Oh, I wish I were in San Diego…

One of these years, Erin and I are going to make it to the San Diego Comicon. Yeah, it’s huge. It’s grown so big that it’s barely fun anymore. It’s hardly still even about comic books. But it’s still the biggest Geek mecca there is, where comics and movies and television and videogames and cosplayers and artists and filmmakers and people who got lost on the way to a Padres game collide. And yes, every year when the convention begins, I sit here, absorb the news as it leaks into the internet, and wish I was there.

But since I’m still in Ama this weekend, I thought I’d just fire off a few of the interesting tidbits that I’ve heard announced from all over thus far.

  • Gary Oldman, Commissioner Jim Gordon in the two most recent Batman movies, says that filming of the third movie is going to take place next year with the movie to be released in 2011. This is awesome news, although a little surprising considering that Christopher Nolan, the director, hasn’t ckpblicly stated that he’s signed the deal to make it yet. I don’t think anyone doubted that he would, he just hasn’t.
  • The second season of the highly-awesome Batman: The Brave and the Bold cartoon series will feature a lot more characters from across the DC Universe, and two very special guest-stars. Julie Newmar, Catwoman from the old Adam West TV show, will make an appearance as Bruce Wayne’s mother, Martha.

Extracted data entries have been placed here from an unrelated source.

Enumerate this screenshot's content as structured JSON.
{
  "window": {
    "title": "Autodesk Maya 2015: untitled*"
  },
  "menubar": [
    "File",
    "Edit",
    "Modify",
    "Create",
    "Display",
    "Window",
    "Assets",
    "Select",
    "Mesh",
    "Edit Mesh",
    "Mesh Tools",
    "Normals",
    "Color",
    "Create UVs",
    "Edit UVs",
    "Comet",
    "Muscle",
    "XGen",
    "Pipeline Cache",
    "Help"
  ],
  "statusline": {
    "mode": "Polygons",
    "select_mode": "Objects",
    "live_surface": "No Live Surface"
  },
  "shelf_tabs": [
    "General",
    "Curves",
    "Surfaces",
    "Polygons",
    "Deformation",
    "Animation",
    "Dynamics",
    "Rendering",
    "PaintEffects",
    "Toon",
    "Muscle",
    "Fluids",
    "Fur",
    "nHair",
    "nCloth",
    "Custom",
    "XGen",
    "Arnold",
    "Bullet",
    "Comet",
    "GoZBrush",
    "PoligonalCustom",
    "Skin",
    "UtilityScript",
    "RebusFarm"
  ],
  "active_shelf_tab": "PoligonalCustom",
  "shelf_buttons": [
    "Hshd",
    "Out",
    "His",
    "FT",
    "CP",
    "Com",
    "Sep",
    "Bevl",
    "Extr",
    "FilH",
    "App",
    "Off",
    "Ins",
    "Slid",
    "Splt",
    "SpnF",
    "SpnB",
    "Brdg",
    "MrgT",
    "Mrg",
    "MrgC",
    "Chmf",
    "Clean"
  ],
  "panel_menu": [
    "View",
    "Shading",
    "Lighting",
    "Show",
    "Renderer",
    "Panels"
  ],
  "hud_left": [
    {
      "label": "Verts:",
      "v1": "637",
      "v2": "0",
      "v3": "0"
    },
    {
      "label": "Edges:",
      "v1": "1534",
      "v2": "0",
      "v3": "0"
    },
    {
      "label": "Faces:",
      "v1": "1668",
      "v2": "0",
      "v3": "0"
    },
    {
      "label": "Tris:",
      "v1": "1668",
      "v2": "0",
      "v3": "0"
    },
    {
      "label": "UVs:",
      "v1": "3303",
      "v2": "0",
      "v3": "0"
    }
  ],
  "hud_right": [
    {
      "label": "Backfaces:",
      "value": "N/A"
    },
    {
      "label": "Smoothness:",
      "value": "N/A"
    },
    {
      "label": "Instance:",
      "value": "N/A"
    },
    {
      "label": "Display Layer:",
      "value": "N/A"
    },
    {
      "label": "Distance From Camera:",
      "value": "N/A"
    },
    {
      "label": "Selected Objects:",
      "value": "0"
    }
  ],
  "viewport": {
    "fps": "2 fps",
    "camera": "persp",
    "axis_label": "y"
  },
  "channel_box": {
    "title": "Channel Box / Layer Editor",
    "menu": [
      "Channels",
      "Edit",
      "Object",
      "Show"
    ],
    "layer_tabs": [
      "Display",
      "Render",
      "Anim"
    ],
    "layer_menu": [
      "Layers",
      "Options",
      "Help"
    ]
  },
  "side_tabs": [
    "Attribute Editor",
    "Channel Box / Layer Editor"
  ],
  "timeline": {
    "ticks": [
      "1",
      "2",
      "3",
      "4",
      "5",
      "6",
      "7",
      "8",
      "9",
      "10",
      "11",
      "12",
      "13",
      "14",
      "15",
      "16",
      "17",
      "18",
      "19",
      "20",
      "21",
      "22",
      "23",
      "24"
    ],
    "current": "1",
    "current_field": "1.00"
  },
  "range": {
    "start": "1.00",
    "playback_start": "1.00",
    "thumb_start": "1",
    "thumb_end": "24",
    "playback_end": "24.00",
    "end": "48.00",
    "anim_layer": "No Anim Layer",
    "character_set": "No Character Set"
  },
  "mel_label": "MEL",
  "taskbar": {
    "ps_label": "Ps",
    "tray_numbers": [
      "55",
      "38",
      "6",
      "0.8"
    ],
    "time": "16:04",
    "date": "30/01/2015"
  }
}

And Neil Patrick Harris, who is awesome in virtually everything, will appear in a musical episode of the show. That’s just sweet.
  • Disney’s Tron 2, or Tr2n, has been renamed Tron: Legacy. I love the original movie, and I’m glad they’re doing a sequel instead of a remake. The new movie will apparently focus on Sam Flynn, son of Jeff Bridges‘ character from the original movie, searching for his missing father who disappeared mysteriously 20 years ago.
  • Also from Disney, Robert Zemeckis — director of the upcoming Jim Carrey A Christmas Carol, has hinted that there may be a sequel to his classic film Who Framed Roger Rabbit? This gets me a bit nervous. Although he says the 2D characters from the original would remain 2D, he also hinted that there would be 3D animated characters as well, and so far, I’ve been disappointed in his 3D efforts. While there were some visual treats in both The Polar Express and Beowulf, Zemeckis has a real “Uncanny Valley” problem that he’s yet to overcome. Maybe A Christmas Carol will change my mind.
  • Still from Disney, Boom! Studios has announced a few more products based on their new license to the classic characters. They had already announced the return of Mickey Mouse and Friends and Walt Disney’s Comics and Stories. Now they’ve confirmed those two titles will be joined by Donald Duck and Friends and Uncle Scrooge, as well as a hardcover edition of the epic Don Rosa story The Life and Times of Scrooge McDuck. If you never read this story before, do it. Do it as soon as this book comes out. It’s one of the finest comic book stories of all time.
  • Just a wee bit of Blackest Night news, Geoff Johns has announced that he’ll be writing a Blackest Night: Flash miniseries starting in December, with art by his oft-time collaborator Scott Kolins. I’m glad to hear this — these two work really well together.

That’s really it so far. Two more days — well, two and a half, the day’s not over in San Diego — and I’ll be anxiously watching every bit of news.